A well-meaning flight attendant seats her next to Beckett Rush, a Hollywood bad boy starring in the latest vampire movies. Worse news is Beckett’s newest vampire flick is shooting in the same town as Finley’s host family. The drama keeps following her. Eventually, Finley is forced into relationship of convenience with Beckett: she run lines with him and he provides transportation to the sites of Will’s journal entries. As she visits each location, she wrestles with her grief, her musical muse, and her feelings for Beckett. Can she finish the song in time? Will she ever be able to let Will go? Will God ever speak to her again?
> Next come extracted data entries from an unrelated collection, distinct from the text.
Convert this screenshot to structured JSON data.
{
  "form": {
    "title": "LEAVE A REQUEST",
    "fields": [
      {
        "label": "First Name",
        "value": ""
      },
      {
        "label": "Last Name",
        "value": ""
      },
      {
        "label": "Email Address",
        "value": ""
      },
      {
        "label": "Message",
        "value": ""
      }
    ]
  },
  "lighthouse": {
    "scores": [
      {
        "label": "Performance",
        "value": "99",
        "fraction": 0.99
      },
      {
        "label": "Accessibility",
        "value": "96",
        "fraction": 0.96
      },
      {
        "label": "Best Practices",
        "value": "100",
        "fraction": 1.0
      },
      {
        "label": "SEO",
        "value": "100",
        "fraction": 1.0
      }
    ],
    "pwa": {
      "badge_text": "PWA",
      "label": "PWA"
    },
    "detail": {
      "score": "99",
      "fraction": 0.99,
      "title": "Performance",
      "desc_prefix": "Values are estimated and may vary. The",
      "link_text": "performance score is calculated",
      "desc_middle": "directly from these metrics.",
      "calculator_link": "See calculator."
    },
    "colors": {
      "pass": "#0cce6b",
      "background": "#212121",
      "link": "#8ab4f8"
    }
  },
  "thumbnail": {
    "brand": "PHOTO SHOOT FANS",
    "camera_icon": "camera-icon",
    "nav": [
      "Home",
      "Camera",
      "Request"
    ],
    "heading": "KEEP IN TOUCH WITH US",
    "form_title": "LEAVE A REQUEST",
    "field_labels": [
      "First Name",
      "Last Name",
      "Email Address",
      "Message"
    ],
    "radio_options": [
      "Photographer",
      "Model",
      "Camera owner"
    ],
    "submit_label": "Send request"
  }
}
There You’ll Find Me is poignant and funny, as well as honest and painful. Finley’s struggles go much deeper than avoiding drama, and many readers will identify with her easily. Jones weaves a story of emotional depth while adding flashes of humor and pop culture references. When Finley remarks of Beckett’s charm, “Good heavens, Harry Potter didn’t have any magic like the kind this boy was brewing,” the reader giggles and instantly recognizes Beckett’s magnetism. But Jones’s writing really shines in her simple yet vivid descriptions. One minor character has “wrinkles that stretched and pillowed across his weathered face.” Such descriptions allow the reader to experience the book as if it were a movie, alive and vivid on the screen in front of them.
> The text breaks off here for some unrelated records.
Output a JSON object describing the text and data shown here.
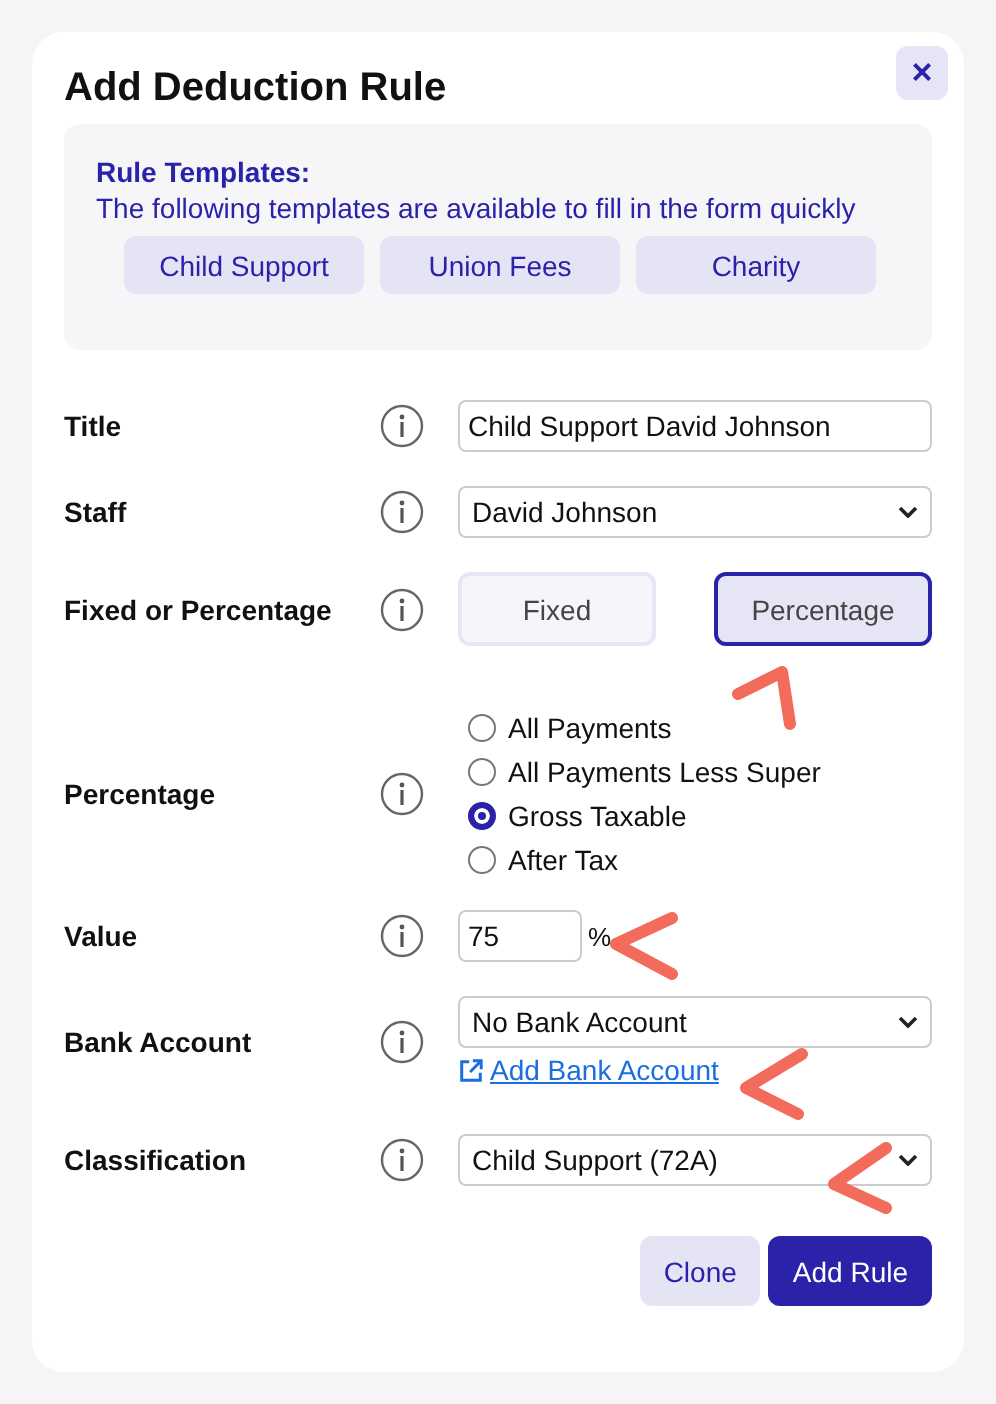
{
  "dialog": {
    "title": "Add Deduction Rule",
    "close": "×"
  },
  "templates": {
    "heading": "Rule Templates:",
    "description": "The following templates are available to fill in the form quickly",
    "buttons": [
      "Child Support",
      "Union Fees",
      "Charity"
    ]
  },
  "fields": [
    {
      "kind": "text",
      "label": "Title",
      "value": "Child Support David Johnson"
    },
    {
      "kind": "select",
      "label": "Staff",
      "value": "David Johnson"
    },
    {
      "kind": "toggle",
      "label": "Fixed or Percentage",
      "options": [
        {
          "label": "Fixed",
          "selected": false
        },
        {
          "label": "Percentage",
          "selected": true
        }
      ]
    },
    {
      "kind": "radio",
      "label": "Percentage",
      "options": [
        {
          "label": "All Payments",
          "selected": false
        },
        {
          "label": "All Payments Less Super",
          "selected": false
        },
        {
          "label": "Gross Taxable",
          "selected": true
        },
        {
          "label": "After Tax",
          "selected": false
        }
      ]
    },
    {
      "kind": "number",
      "label": "Value",
      "value": "75",
      "unit": "%"
    },
    {
      "kind": "select",
      "label": "Bank Account",
      "value": "No Bank Account",
      "link": "Add Bank Account"
    },
    {
      "kind": "select",
      "label": "Classification",
      "value": "Child Support (72A)"
    }
  ],
  "actions": [
    {
      "label": "Clone",
      "kind": "secondary"
    },
    {
      "label": "Add Rule",
      "kind": "primary"
    }
  ]
}
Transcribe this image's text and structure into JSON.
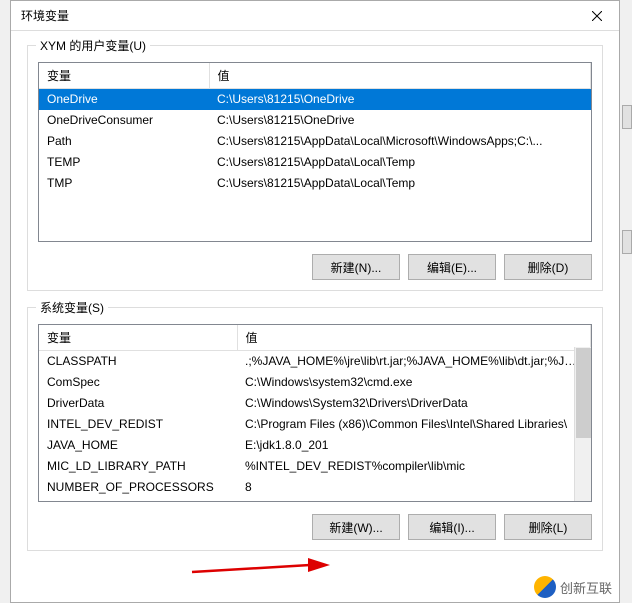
{
  "dialog": {
    "title": "环境变量"
  },
  "userVars": {
    "legend": "XYM 的用户变量(U)",
    "headers": {
      "name": "变量",
      "value": "值"
    },
    "rows": [
      {
        "name": "OneDrive",
        "value": "C:\\Users\\81215\\OneDrive",
        "selected": true
      },
      {
        "name": "OneDriveConsumer",
        "value": "C:\\Users\\81215\\OneDrive",
        "selected": false
      },
      {
        "name": "Path",
        "value": "C:\\Users\\81215\\AppData\\Local\\Microsoft\\WindowsApps;C:\\...",
        "selected": false
      },
      {
        "name": "TEMP",
        "value": "C:\\Users\\81215\\AppData\\Local\\Temp",
        "selected": false
      },
      {
        "name": "TMP",
        "value": "C:\\Users\\81215\\AppData\\Local\\Temp",
        "selected": false
      }
    ],
    "buttons": {
      "new": "新建(N)...",
      "edit": "编辑(E)...",
      "delete": "删除(D)"
    }
  },
  "sysVars": {
    "legend": "系统变量(S)",
    "headers": {
      "name": "变量",
      "value": "值"
    },
    "rows": [
      {
        "name": "CLASSPATH",
        "value": ".;%JAVA_HOME%\\jre\\lib\\rt.jar;%JAVA_HOME%\\lib\\dt.jar;%JAV..."
      },
      {
        "name": "ComSpec",
        "value": "C:\\Windows\\system32\\cmd.exe"
      },
      {
        "name": "DriverData",
        "value": "C:\\Windows\\System32\\Drivers\\DriverData"
      },
      {
        "name": "INTEL_DEV_REDIST",
        "value": "C:\\Program Files (x86)\\Common Files\\Intel\\Shared Libraries\\"
      },
      {
        "name": "JAVA_HOME",
        "value": "E:\\jdk1.8.0_201"
      },
      {
        "name": "MIC_LD_LIBRARY_PATH",
        "value": "%INTEL_DEV_REDIST%compiler\\lib\\mic"
      },
      {
        "name": "NUMBER_OF_PROCESSORS",
        "value": "8"
      }
    ],
    "buttons": {
      "new": "新建(W)...",
      "edit": "编辑(I)...",
      "delete": "删除(L)"
    }
  },
  "watermark": "创新互联"
}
In fact, the whole time I read it, I was wishing for a movie version. It holds all the elements of a teen drama, which comes both with pain and humor. Finley’s struggles are universal for many teen girls: self-esteem, lack of control, college acceptance anxiety. Beckett’s charm and hotness only increase once we know him as a person not just a movie star. Throw in some jealous and catty girls, an over-controlling father, and a well-meaning but busy family and you have a prescription for teen blockbuster. But for now, we’ll just have to settle for teen bestseller.